The weather is having an impact and with two games already played at the Nouveau Stade de Bordeaux, the pitch is looking a bit ragged.
So too is the surface at the Stade Pierre Mauroy in Lille but as O'Neill said when he was asked about the possible impact of a soft and easily disturbed turf, that's a worry for another day.
Right now, nobody in the Ireland camp looks worried at all. In fact, entirely the opposite.
Usually by this time before a game, O'Neill has removed himself to the place in his mind where he refines his thoughts and can appear withdrawn, even morose, but the performance in the Stade de France against Sweden clarified so many things.
Perhaps that's why he is looking relaxed and cheerful, He even threw in some decent jokes this time, despite his promise to steer clear of potential verbal landmines before dealing with matters at hand.
Asked about Roy Keane and their roles as "bad cop and bad, bad cop" in the Ireland management team, he risked the full searchlight of the Corkman's darker side when he named him "The Werewolf of Manchester" as an explanation for his growing beard.

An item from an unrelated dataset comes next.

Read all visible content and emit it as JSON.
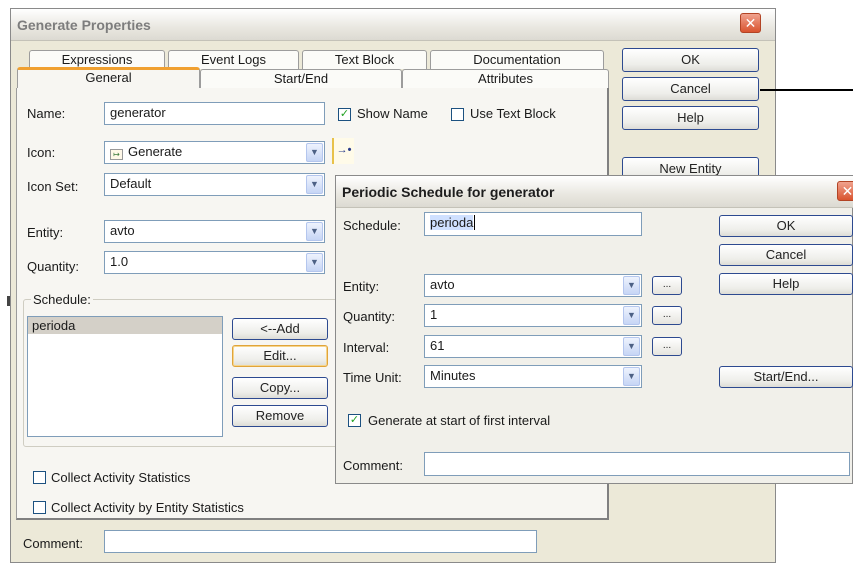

"It's getting longer alright," he laughed. "He's fine, we locked him up 25 minutes ago we're not going to allow him to come. He's caged as his beard gets longer and longer."
As expected, Jon Walters won't play against Belgium and likely as not, O'Neill will make just one change - James McClean for the unfortunate Stoke striker.

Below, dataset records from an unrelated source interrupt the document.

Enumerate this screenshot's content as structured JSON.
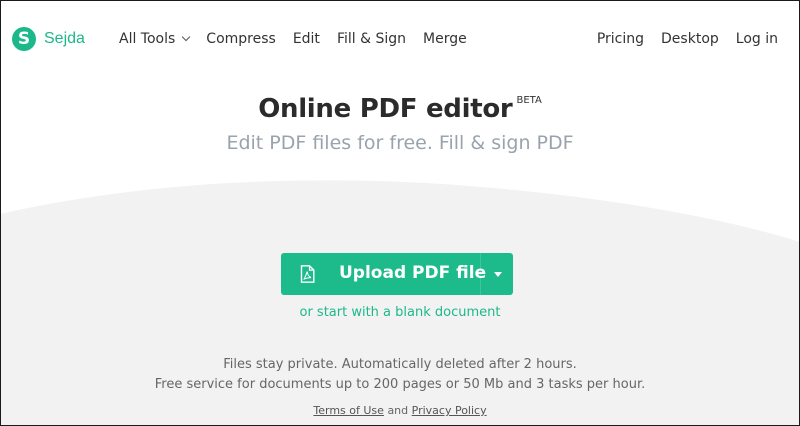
{
  "brand": {
    "name": "Sejda",
    "logo_letter": "S"
  },
  "nav": {
    "left": [
      {
        "label": "All Tools",
        "dropdown": true
      },
      {
        "label": "Compress"
      },
      {
        "label": "Edit"
      },
      {
        "label": "Fill & Sign"
      },
      {
        "label": "Merge"
      }
    ],
    "right": [
      {
        "label": "Pricing"
      },
      {
        "label": "Desktop"
      },
      {
        "label": "Log in"
      }
    ]
  },
  "hero": {
    "title": "Online PDF editor",
    "badge": "BETA",
    "subtitle": "Edit PDF files for free. Fill & sign PDF"
  },
  "upload": {
    "label": "Upload PDF file",
    "blank_link": "or start with a blank document"
  },
  "info": {
    "line1": "Files stay private. Automatically deleted after 2 hours.",
    "line2": "Free service for documents up to 200 pages or 50 Mb and 3 tasks per hour."
  },
  "legal": {
    "terms": "Terms of Use",
    "and": "and",
    "privacy": "Privacy Policy"
  },
  "colors": {
    "accent": "#1dbb8b",
    "gray_bg": "#f2f2f2",
    "subtitle": "#9aa3ad"
  }
}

So O'Neill really only has to consider a shift in emphasis from the front foot approach which delivered the best 60 minutes of his time in charge against Sweden to something slightly more restrained against the twinkling feet of Hazard and the raw power of Romelu Lukaku, Marouane Fellaini and Kevin de Bruyne.
O'Neill is promising the same but did suggest that there may be a shift in emphasis.
"In terms of approach, the game, hopefully it will be the same type of approach. The strategy might be a little but different. Belgium are a totally different side than Sweden and we have to look at the strengths they have," said the Ireland manager.
"When we have possession, I want to see us play with the same sort of confidence. That was the most pleasing thing for me from the Sweden game. We created chances because we had assurance on the ball and we would like to do the same again."
"They are very talented, no question and they are all playing big club football. They would look at us and feel that some of our players not playing at the level they play each week. They may feel they have an advantage in that but it doesn't always work out that way," claimed O'Neill.
O'Neill caught some of the Italian's last gasp win over Sweden, a result which helped Ireland. Even better was the clutch of yellow cards which Antonio Conte's squad are now labouring under, most notably the one Gianluigi Buffon was shown near the final whistle for time wasting.
"A late goal by Italy has given them six on the board. So I'm not exactly sure what that means in terms of permutations. Time enough for this after this evening evening
"What we have to look at it is ourselves versus Belgium. Regardless, we still have to play Italy and it looks as if we have to win a game," he said.
Indeed it does. Sweden's defeat means that their only chance of getting out of this group is to beat Belgium in the last game so whatever small crumbs of advantage were available from this game definitely fell for O'Neill.
But he knows that somewhere between lunchtime today and late evening on Wednesday, Ireland must win to move on.